Ii can’t stand it anymore. It is the damn snuggies.
You know what you are really saying when you give someone a snuggie? You are saying:
• I ran out of gift ideas for you.
• I think that you are too damn lazy to wrap a blanket around yourself, so squeeze into this
• I looked and looked and couldn’t find anything uglier, so here is your snuggie.
• I think you have absolutely NO fashion sense what so ever, it is obvious you don’t get much out, you love to sit on the couch and eat fattening foods, your waistline is expanding fast than the unemployment rate, and you only leave the couch to go to the bathroom or the couch, so is here the ugliest gift we can find.
Let me put this as nicely as I can, if you are smiling while you are wearing a snuggie, you are brain dead or have not passed a mirror.
Here’s a commercial from hell for you. The guys are getting ready to leave work and they ask John if he wants to join them for a beer. And he says, ” Not tonight guys, I just want to go home and put on my snuggie.”
In the commercials they show a beautiful woman snuggling up to a man who is wrapped, wearing, layered in – oh whatever the hell you do with a snuggie – and obviously this woman is very drunk or higher than a kite, because I dare you to find one woman in America, NO the world, whose dream date is sitting next to any man wearing a snuggie.

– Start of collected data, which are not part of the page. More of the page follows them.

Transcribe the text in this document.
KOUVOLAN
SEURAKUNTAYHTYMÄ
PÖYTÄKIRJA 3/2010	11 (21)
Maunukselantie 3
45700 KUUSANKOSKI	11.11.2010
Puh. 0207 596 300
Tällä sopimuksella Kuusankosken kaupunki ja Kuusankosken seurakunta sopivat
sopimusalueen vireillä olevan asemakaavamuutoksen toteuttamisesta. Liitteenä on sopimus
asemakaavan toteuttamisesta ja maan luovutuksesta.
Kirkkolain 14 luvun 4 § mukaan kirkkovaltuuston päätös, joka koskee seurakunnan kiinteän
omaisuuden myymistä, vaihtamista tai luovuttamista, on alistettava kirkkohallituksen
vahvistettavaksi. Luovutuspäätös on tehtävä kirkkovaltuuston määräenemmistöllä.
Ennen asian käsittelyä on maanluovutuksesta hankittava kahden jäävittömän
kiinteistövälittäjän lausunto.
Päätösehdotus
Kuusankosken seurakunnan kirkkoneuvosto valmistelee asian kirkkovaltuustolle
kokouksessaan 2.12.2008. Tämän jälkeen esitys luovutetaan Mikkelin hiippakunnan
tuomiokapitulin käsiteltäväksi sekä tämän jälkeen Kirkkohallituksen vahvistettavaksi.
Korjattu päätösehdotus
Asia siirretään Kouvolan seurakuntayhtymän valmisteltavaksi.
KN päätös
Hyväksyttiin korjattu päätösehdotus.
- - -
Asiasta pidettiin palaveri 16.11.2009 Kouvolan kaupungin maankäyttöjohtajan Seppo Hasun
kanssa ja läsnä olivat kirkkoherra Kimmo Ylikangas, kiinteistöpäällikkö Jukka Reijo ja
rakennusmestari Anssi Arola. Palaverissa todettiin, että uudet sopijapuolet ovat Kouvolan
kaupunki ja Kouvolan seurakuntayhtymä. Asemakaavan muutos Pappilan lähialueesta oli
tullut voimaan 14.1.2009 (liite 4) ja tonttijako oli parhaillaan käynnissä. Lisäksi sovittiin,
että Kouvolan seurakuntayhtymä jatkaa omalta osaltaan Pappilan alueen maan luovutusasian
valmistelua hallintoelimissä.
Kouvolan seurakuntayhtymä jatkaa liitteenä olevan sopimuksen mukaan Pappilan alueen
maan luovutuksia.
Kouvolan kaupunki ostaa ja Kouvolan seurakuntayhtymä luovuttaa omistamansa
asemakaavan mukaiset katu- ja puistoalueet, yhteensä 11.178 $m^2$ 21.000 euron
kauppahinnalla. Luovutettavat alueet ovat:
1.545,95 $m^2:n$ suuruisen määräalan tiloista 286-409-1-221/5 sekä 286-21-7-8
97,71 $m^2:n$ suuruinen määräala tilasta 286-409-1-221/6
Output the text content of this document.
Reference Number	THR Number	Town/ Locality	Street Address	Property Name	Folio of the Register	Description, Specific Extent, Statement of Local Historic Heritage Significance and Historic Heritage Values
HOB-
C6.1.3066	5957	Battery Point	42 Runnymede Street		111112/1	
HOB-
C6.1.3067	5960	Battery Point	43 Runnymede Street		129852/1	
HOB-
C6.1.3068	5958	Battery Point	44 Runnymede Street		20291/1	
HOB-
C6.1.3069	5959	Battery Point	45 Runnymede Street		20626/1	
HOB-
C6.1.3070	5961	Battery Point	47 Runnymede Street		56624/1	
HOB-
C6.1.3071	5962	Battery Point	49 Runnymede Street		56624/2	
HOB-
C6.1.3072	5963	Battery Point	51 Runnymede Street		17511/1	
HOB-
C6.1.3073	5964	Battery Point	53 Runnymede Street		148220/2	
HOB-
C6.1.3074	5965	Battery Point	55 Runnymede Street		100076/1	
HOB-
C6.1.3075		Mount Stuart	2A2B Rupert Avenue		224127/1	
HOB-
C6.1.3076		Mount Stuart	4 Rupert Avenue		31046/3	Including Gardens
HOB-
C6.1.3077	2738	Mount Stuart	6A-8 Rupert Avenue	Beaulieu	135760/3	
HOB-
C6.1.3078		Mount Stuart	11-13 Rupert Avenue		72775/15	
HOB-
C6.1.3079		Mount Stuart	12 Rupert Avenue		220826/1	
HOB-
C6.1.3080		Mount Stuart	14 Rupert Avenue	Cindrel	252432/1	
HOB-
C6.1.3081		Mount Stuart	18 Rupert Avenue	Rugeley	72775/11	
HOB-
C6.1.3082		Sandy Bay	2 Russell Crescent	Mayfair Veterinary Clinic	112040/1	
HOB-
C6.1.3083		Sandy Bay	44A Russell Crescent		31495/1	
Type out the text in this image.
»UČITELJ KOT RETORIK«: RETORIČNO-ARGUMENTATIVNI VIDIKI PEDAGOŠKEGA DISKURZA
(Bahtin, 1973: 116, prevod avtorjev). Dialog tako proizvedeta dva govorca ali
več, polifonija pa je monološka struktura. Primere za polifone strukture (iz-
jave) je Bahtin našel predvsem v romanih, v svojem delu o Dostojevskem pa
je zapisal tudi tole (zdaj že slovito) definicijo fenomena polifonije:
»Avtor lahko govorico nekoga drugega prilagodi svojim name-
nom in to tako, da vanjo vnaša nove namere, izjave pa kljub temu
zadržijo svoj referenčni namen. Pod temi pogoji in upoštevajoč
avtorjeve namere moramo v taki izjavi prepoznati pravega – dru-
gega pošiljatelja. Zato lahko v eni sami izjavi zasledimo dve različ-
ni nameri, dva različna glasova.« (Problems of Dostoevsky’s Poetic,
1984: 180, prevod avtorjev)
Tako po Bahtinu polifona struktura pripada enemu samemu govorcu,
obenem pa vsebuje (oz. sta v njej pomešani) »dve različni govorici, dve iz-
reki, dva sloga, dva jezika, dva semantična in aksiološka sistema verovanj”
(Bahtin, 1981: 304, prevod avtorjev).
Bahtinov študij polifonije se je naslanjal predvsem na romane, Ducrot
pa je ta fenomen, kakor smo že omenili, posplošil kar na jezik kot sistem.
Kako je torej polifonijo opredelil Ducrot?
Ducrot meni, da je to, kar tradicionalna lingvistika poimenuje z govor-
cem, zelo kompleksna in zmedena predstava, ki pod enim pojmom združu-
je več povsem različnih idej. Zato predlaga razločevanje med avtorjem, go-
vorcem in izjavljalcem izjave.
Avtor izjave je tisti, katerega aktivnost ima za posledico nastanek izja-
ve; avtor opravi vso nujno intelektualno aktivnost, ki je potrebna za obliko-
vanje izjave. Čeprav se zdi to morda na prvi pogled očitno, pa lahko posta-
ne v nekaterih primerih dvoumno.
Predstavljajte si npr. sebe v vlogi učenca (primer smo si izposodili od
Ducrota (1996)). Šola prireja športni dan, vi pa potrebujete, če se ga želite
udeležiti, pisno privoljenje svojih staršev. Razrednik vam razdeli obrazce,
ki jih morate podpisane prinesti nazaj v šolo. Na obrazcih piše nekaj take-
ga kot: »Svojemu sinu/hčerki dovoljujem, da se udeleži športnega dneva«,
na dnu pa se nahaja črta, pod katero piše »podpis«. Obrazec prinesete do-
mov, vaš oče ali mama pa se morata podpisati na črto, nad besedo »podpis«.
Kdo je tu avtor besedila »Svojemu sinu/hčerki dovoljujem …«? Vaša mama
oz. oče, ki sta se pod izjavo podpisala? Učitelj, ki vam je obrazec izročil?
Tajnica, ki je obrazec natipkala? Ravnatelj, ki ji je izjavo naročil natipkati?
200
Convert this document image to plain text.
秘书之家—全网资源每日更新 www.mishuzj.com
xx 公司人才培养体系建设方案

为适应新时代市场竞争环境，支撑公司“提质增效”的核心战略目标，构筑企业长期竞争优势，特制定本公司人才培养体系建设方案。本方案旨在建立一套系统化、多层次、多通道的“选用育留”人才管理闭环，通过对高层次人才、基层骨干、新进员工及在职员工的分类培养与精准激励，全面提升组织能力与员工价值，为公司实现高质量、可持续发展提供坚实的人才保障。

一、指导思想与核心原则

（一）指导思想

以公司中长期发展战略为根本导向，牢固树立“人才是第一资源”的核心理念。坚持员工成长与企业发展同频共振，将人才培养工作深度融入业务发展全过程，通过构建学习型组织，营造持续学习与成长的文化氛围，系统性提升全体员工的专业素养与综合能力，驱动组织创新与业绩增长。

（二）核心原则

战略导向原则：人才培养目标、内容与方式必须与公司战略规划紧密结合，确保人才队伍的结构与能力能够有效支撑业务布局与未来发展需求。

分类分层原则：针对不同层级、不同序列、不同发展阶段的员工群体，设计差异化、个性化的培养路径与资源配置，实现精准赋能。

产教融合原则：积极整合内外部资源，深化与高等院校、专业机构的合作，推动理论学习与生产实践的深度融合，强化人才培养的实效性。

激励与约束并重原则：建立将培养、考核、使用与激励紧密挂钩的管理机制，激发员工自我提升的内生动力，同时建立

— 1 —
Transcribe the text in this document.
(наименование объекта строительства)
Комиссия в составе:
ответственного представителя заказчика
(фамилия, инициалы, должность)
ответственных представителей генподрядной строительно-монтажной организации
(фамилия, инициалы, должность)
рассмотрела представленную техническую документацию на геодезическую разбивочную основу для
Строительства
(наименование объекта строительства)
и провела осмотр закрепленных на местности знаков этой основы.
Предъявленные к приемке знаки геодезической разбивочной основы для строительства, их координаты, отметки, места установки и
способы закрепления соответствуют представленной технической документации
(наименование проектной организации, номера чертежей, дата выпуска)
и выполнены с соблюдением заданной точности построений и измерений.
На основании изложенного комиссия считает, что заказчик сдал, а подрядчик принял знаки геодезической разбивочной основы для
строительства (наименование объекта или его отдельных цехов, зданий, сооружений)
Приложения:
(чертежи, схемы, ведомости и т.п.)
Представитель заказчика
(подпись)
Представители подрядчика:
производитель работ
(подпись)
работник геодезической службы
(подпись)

What really worries me is that snuggies might become acceptable outwear. It could happen. You see kids wearing pajama pants everywhere, it is only one short step down the fashion ladder to see people wearing snuggies everywhere.
Forget the zombie movies. It is not that scary watching a bunch of dead people, their arms outstretched wandering around a shopping mall. What would be a REAL scary movie would be a bunch of people wandering around the shopping mall wearing snuggies. And if you do wear a snuggie to a mall, three questions arise. Do you need to wear underwear under it, where do you keep your wallet, and WHAT!!! Have you given up completely on even trying to look like a human being with some semblance of fashion sense?
And if you appear in any snuggie commercial, be it in print or on TV, you are really saying that you have pretty much given up on your acting career and are quite content to wrap a blanket around you that looks like a strait jacket, just so you can pay the rent.
They even have snuggies for kids. God – can you imagine wanting the hottest new video game for Christmas and your parents get you a SNUGGIE! There goes your chances of ever being invited to anyone’s house for a sleepover.
I can hear the phone conversation now ‘ “Hey Chris, come on over for our sleepover and bring your snuggie.” Then all you hear is laughter on the on the other end of the line and they hang up.
Get your kid a snuggie and you are basically saying, ” Kid, we are sending you down the fashion road of the damned early, we never expect you to date, let alone talk to a girl and we have pretty much given up on the idea of ever having grandkids.”
They even have Spiderman snuggies. OH MY GOD – I can see the headlines now. Web Slinger crashes and dies, his web slinger got caught in his snuggies . Please, make a snuggie with President Bush’s face on it, but don’t do it to my favorite super hero. All I can figure is that Spiderman’s agent made the deal, behind Spiderman’s back. Show up to fight the Goblin in a snuggie and you have pretty much ruined any reputation you had as a crimefighter
Gosh – the snuggies is advertised as a blanker with sleeves Last time I checked, wasn’t that called a COAT. Or a BATHROBE?
What really frosts me is that the snuggie inventor had to be the village idiot before he invented a “blanket with sleeves”, he was laughed out of business school for his dream of a “blanket with sleeves”, and he is now a multi-millionaire, because he had the high-tech concept of inventing a ” blanket with sleeves.”
And I am just waiting for the day when Victoria’s Secret start selling snuggies, I don’t even want to go down that road. A groom expects his new bride to wear something sexy for the honeymoon, and she comes out wearing a snuggie, Instead of facing 50 long years of marriage to his snuggie wearing wife, you read a story in the newspaper the next day that ends with ” and then he turned the gun on himself.”
But while I am ranting, what really makes me cry is that over 20 million snuggies have been sold at over $20 a piece.
And America’s taste in fashion crashes and burns one more time, proving that no matter how ugly it is, someone ,somewhere will buy it.